La joven Cornelia se quedó aún más quieta de lo que estaba antes. Graco iba a Asia bajo el mando de las legiones que comandaban su tío y su padre. Parpadeó varias veces mientras su mente pensaba a toda velocidad. Dio un salto y se sentó frente a la pequeña mesa que había en su cuarto. Le habían quitado todas las tablillas para escribir, pero tenía otras opciones. Abrió un joyero pequeño que poseía hacía tiempo, extrajo todas las joyas, descubrió entonces el doble fondo y sacó de él unas schedae. Mientras hacía todo eso su mente cambió de opinión. Había pensado volver a escribir a Graco para advertirle que la ira de su padre contra él aún sería más grande de lo que imaginaba después del episodio de la carta, pero por eso mismo lo pensó mejor y se dio cuenta que aquello, si volvía a descubrirse, tampoco ayudaría nada a Graco, así que, rápidamente, cambió el destinatario de su mensaje.

Querido padre:

No he querido nunca ofenderte y sólo deseo que los dioses te protejan a ti, a mi tío y a mi hermano en la campaña que emprendes hoy mismo, y rogaré a los dioses Lares[*] y Penates[*] cada día por vosotros. Imploraré a la diosa Fortuna que os sea propicia a ti y a mi querido tío Lucio y rezaré a Marte para que os dé fuerzas en esta guerra. Prometo comportarme con discreción y no dar motivo para que puedas volver a sentirte decepcionado por mis acciones. Sólo te transmito un ruego que pienso que es justo: no añadas más odio hacia Tiberio Sempronio Graco del que ya tienes. No sería justo que porque yo haya hecho algo que te parece impropio de una hija tuya, castigues con más desprecio y más odio a quien ya detestas. Ruego a los dioses para que volváis todos y ruego por que tras la guerra encontremos la forma de no odiarnos tanto entre los romanos.
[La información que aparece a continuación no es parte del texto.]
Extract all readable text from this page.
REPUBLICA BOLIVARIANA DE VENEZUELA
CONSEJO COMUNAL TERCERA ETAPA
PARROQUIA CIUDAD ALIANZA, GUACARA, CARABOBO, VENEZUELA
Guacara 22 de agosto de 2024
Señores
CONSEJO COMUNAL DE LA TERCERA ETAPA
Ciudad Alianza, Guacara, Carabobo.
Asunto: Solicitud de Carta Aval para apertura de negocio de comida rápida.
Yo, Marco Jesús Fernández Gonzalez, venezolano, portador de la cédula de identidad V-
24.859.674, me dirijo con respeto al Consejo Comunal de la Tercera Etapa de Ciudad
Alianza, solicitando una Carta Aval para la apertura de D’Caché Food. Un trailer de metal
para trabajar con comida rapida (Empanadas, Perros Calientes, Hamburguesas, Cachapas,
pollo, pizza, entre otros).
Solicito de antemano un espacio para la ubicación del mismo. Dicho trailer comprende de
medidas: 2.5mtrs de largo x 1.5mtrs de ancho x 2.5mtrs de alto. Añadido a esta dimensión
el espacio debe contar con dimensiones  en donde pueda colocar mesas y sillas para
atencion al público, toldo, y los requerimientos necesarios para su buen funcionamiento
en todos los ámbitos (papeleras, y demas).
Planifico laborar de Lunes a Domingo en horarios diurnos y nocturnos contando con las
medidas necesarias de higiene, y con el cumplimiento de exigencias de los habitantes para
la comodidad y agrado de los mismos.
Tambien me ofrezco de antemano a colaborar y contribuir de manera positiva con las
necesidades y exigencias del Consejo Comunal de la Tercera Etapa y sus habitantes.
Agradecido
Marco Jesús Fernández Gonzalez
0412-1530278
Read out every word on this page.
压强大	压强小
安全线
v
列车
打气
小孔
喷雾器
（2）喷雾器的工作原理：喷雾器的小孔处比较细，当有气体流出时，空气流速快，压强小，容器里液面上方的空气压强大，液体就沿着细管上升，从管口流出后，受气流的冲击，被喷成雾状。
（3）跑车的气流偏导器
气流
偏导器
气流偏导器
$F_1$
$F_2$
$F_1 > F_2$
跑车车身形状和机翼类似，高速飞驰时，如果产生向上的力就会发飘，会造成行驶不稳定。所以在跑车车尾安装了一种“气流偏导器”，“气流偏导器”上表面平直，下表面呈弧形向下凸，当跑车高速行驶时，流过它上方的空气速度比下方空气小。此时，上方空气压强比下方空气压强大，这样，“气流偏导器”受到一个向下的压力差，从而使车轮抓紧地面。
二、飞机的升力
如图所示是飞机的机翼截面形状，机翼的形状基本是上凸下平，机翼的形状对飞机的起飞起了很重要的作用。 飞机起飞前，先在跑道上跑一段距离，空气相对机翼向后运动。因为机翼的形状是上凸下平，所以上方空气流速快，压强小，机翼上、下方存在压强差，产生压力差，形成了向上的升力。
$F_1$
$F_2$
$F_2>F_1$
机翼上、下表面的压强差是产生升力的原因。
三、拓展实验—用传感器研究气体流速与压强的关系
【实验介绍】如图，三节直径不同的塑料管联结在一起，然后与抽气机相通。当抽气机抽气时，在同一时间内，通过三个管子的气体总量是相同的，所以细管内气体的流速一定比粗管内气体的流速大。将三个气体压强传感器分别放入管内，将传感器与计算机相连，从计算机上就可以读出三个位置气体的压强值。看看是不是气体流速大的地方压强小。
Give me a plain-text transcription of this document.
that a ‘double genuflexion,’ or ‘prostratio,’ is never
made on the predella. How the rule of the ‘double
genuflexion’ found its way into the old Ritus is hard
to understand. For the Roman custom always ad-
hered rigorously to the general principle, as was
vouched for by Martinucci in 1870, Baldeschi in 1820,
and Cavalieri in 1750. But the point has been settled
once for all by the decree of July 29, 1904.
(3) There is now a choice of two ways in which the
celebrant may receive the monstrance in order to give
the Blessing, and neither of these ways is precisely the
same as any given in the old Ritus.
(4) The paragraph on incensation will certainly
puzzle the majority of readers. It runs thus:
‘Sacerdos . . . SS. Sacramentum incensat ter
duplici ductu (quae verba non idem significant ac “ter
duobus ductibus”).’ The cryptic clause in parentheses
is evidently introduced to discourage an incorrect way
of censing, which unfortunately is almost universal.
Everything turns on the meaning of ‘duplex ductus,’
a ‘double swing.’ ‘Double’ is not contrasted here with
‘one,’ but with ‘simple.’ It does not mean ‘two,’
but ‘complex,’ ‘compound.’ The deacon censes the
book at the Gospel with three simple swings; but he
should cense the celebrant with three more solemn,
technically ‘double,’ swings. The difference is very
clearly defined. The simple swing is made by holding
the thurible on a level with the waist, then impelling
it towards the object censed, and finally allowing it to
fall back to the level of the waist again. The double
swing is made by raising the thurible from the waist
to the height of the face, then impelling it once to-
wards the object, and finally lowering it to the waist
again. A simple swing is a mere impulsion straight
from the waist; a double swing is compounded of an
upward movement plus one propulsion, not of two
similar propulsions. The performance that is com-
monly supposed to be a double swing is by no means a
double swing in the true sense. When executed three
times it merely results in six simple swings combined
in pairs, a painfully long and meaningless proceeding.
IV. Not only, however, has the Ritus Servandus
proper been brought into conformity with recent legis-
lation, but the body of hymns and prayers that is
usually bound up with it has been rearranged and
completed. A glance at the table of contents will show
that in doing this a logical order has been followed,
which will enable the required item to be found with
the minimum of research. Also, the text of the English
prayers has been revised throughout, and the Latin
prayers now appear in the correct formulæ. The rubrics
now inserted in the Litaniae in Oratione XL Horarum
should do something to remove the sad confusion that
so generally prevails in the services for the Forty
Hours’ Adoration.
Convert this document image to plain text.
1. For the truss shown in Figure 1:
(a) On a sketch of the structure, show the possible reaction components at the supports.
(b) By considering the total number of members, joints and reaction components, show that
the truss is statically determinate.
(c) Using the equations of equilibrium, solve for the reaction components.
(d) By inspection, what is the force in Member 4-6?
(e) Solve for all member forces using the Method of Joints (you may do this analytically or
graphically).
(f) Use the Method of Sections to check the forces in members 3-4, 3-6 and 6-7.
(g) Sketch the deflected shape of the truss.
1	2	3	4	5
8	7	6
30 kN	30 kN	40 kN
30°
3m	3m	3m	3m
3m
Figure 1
Tu hija que te quiere y te adora siempre,

Cornelia menor

Nada más terminó de escribir la carta, la dobló y la depositó con cuidado sobre la mesa. A continuación, Cornelia menor se asomó por la puerta y llamó a una esclava. Ésta se acercó y la joven le susurró unas palabras para, de inmediato, volver a encerrarse en su cuarto. A los pocos minutos su hermano entró en la habitación.

—Una esclava ha dicho que querías verme.

—Sí, hermano, sí —dijo ella levantándose y acercándose para hablar en voz baja—. Lo primero es desearte que los dioses te protejan y rogarte que, por lo que más quieras, no hagas ninguna tontería, hermano.

Publio hijo sonrió. Le conmovió la preocupación de su hermana. Aunque su padre la apreciara más, no sentía envidia contra ella. Era difícil siendo hombre sentir algo malo contra Cornelia menor. En eso su padre estaba completamente solo.

—No te preocupes; sabré cuidarme y volveré para volver a ver a la hermana más guapa del mundo.

Cornelia sonrió a su vez y miró al suelo, pero pronto recordó que había algo más.

—Y, por favor, te lo ruego, entrega esta carta a padre y, por favor, asegúrate de que la lee.

El joven Publio tomó la carta con cuidado.

—No te preocupes. La leerá.

Cornelia sonrió agradecida, se acercó y le dio un beso suave en la mejilla. Su hermano la miró con afecto y desapareció por la puerta seguro de que, muy probablemente, ésa sería la última vez que viera a su hermana. Su padre estaba convencido de que era un cobarde, pero él estaba dispuesto a demostrar en la campaña de Asia que eso no era así. Y no le importaba perder la vida en aquel intento. No, no le importaba.